Jason Alvarez, UC Merced
Patricia LiWang was at an impasse.
It was 2011 and the UC Merced professor’s research group had figured out how to make some of the most potent HIV inhibitors even more powerful. LiWang was thrilled by these findings; funding agencies like the National Institutes of Health (NIH) weren’t.
“Our primary interest was working on making better and better HIV inhibitors,” LiWang said. “The NIH wasn’t interested in more powerful inhibitors. They asked us ‘Why aren’t you working on getting this into people?’ But there are problems with getting this into people.”
LiWang’s inhibitors are proteins, and protein-based medicines don’t make for effective pills. The problem isn’t the pill, per se. The problem is the digestive tract.
The digestive tract is alive with enzymes, many of which exist to break down proteins. This is why, for example, there’s no insulin pill. Insulin, also a protein, is only effective when administered in ways that bypass these protein-destroying enzymes. That’s why insulin is usually injected. Swallow it, and it won’t work. LiWang’s HIV inhibitors are no different.
LiWang needed an alternative delivery system. Topical use — i.e., an insertable film to prevent the sexual spread of HIV — seemed the best bet, but then a second problem arose.

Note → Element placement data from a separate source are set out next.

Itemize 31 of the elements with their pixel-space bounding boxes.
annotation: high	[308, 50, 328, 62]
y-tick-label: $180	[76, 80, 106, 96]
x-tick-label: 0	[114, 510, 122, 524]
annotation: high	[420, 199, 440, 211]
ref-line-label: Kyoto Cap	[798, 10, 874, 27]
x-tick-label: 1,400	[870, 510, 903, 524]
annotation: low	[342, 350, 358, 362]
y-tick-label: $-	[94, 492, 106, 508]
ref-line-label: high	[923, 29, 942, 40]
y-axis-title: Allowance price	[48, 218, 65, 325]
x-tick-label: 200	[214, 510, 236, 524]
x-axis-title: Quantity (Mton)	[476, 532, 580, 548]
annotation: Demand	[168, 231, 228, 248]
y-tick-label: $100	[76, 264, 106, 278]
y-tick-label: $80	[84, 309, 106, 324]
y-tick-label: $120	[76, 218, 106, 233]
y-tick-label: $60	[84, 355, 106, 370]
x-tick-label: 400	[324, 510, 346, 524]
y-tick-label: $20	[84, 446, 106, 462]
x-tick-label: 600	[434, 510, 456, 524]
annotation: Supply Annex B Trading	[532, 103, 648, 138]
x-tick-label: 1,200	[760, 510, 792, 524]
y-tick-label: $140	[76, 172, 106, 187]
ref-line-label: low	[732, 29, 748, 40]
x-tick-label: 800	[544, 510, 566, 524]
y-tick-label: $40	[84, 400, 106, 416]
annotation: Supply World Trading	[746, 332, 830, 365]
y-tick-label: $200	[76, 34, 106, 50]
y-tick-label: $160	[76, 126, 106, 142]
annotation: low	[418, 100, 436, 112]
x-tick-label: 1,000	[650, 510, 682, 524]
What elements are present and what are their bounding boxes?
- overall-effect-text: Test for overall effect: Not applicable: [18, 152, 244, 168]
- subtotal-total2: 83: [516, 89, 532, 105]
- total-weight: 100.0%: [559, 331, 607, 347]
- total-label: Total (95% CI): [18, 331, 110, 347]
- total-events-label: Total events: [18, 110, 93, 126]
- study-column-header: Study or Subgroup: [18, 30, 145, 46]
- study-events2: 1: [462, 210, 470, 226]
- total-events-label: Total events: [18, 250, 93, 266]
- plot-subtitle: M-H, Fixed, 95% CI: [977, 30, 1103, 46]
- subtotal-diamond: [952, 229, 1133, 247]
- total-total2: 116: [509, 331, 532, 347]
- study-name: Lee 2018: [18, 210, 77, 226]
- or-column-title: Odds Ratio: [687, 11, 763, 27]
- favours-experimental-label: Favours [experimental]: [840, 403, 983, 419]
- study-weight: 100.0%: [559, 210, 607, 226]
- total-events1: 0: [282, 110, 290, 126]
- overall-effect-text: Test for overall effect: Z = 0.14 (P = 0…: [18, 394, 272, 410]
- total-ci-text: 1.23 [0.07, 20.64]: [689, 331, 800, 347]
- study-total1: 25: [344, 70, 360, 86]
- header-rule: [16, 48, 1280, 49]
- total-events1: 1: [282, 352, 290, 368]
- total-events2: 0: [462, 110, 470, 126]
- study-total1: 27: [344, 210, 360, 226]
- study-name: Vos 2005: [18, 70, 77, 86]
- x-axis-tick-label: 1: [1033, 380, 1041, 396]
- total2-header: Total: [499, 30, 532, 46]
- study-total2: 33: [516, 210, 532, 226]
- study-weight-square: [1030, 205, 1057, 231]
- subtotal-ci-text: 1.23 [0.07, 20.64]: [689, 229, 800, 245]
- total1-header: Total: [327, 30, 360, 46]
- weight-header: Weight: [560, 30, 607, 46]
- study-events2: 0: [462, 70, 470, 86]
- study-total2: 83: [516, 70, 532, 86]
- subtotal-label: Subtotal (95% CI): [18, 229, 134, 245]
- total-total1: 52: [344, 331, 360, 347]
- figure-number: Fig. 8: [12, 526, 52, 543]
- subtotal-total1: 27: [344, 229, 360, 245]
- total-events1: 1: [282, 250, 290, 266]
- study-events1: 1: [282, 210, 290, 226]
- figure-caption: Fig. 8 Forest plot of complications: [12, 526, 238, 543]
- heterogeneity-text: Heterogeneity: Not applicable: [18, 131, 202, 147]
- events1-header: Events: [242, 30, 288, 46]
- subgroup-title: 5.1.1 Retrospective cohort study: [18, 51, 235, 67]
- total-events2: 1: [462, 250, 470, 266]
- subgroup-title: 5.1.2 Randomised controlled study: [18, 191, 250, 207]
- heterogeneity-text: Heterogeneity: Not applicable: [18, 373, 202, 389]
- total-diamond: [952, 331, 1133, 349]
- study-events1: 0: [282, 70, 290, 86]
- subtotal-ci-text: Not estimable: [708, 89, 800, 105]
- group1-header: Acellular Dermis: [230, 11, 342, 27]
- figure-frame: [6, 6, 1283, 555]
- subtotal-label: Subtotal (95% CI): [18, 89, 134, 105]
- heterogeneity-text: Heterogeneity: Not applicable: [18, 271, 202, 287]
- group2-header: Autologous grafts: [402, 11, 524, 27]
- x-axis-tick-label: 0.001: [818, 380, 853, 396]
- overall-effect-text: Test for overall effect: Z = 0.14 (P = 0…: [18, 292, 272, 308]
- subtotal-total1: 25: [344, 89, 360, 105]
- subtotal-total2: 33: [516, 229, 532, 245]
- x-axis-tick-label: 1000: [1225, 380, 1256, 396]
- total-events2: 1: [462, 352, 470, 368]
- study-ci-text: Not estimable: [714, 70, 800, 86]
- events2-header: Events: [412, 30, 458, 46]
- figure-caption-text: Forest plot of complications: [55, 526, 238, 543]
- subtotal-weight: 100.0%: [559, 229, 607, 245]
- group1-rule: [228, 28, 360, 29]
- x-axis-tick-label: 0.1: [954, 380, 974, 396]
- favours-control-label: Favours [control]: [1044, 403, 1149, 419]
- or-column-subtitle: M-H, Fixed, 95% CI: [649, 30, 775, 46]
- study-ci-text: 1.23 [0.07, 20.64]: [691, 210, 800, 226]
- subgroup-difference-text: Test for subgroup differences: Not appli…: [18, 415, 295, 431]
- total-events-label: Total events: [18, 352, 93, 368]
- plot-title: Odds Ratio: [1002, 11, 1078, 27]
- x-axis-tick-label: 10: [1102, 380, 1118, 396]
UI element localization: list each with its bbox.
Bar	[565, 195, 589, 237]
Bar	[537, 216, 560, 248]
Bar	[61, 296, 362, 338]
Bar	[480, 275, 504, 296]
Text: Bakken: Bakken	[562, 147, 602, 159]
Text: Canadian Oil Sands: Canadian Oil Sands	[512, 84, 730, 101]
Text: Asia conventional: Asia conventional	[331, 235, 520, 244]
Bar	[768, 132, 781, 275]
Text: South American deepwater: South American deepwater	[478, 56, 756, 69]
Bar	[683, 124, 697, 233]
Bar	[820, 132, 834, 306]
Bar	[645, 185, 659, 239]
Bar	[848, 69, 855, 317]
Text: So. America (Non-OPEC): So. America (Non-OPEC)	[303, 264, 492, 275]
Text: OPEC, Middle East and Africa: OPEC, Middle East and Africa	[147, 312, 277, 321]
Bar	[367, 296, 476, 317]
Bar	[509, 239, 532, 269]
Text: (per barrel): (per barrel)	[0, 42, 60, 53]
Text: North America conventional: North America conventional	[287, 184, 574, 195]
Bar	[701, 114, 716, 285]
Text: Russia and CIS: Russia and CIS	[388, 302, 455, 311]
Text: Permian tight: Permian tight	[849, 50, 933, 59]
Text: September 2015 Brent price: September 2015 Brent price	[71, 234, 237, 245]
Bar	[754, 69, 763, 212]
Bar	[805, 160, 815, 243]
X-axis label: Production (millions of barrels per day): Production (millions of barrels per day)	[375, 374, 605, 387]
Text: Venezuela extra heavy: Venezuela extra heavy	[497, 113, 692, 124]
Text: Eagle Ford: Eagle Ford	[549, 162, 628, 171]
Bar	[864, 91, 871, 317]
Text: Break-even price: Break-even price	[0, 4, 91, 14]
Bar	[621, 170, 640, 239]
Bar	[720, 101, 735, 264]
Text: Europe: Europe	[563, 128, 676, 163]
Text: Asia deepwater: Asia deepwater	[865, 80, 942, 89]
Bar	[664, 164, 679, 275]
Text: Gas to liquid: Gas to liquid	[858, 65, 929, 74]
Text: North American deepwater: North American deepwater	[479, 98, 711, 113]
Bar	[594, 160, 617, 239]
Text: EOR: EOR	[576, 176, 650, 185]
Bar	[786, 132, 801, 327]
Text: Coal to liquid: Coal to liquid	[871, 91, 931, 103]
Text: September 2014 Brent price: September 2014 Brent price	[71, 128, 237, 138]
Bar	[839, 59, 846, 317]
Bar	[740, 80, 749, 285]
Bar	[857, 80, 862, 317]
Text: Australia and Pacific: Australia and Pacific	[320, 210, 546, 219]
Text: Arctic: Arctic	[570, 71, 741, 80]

Protein-based medicines tend to degrade unless handled carefully. Refrigeration is key; anything warmer, and the medicine loses potency. That’s a non-starter for an HIV drug, which must remain effective in parts of the world where access to climate-controlled storage is limited.
LiWang was stuck. She had developed powerful drugs capable of thwarting HIV, albeit in a controlled laboratory setting. But she had no way to administer or stabilize the drugs for long-term storage and use.
A solution smooth as silk
Enter professor David Kaplan.
Kaplan’s group studies biomaterials at Tufts University. While working with fibroin, a protein found in silk, they discovered something remarkable: fibroin stabilizes proteins without the need for refrigeration. Equally intriguing was the possibility that fibroin capsules or films could provide a system for topical delivery of HIV inhibitors.
“David had a paper about stabilizing the measles, mumps and rubella (MMR) vaccine in silk,” LiWang said. “I emailed and said we were trying to stabilize our molecule. But ours would be for topical use. I told him that his stuff would be perfect for us.”
The collaboration began in 2013 and proved immediately fruitful. By 2014, the formerly indifferent NIH awarded LiWang and her collaborators a four-year, $2.3 million grant to support the work. And now that work is coming to fruition.
The team recently published a paper in the journal ACS Biomaterials — “Stabilization and sustained release of HIV inhibitors by encapsulation in silk fibroin disks” — showing that they can create a silk-based system that can store, stabilize and topically administer protein-based HIV inhibitors.
With many effective options already on the market, new HIV inhibitors aren’t always big news. But this is more than just a new inhibitor — it’s a new delivery system. And it may solve some of lingering problems associated with HIV prevention.
LiWang and her collaborators show that their silk-stabilized inhibitors remain effective for over a year at temperatures as high as 122 degrees Fahrenheit. While other drugs would be vulnerable to temperature spikes, LiWang’s inhibitors remain potent in almost any environment. For areas like sub-Saharan Africa, where those most susceptible to infection have limited access to refrigeration, this feature is key.
Another issue with existing HIV drugs relates to dosing regimens. Most of the available drugs require daily use, but studies indicate that many at-risk populations can’t adhere to this schedule. LiWang’s silk-protein system offers a solution. It replaces the daily pill with a film that can be inserted and then remain effective for a month.
Hoping for a trial
LiWang cautions that her team’s new system is not yet clinic-ready. A few more hurdles remain.
The silk-protein system needs to be tested on primates before it can be tested on humans. Professor Satya Dandekar at the UC Davis California National Primate Research Center is working with LiWang to test the system in macaques. If it proves safe and effective, human trials would follow.
LiWang hopes her system will be the “one in a hundred” that makes it to human trials because she’s convinced it has the potential to help people most at risk for HIV in resource-poor regions of the world.
“We’re purposely working with proteins that can be made affordably,” LiWang said. “This is not going to help a drug company’s bottom line, but it might help prevent the spread of HIV in the developing world.”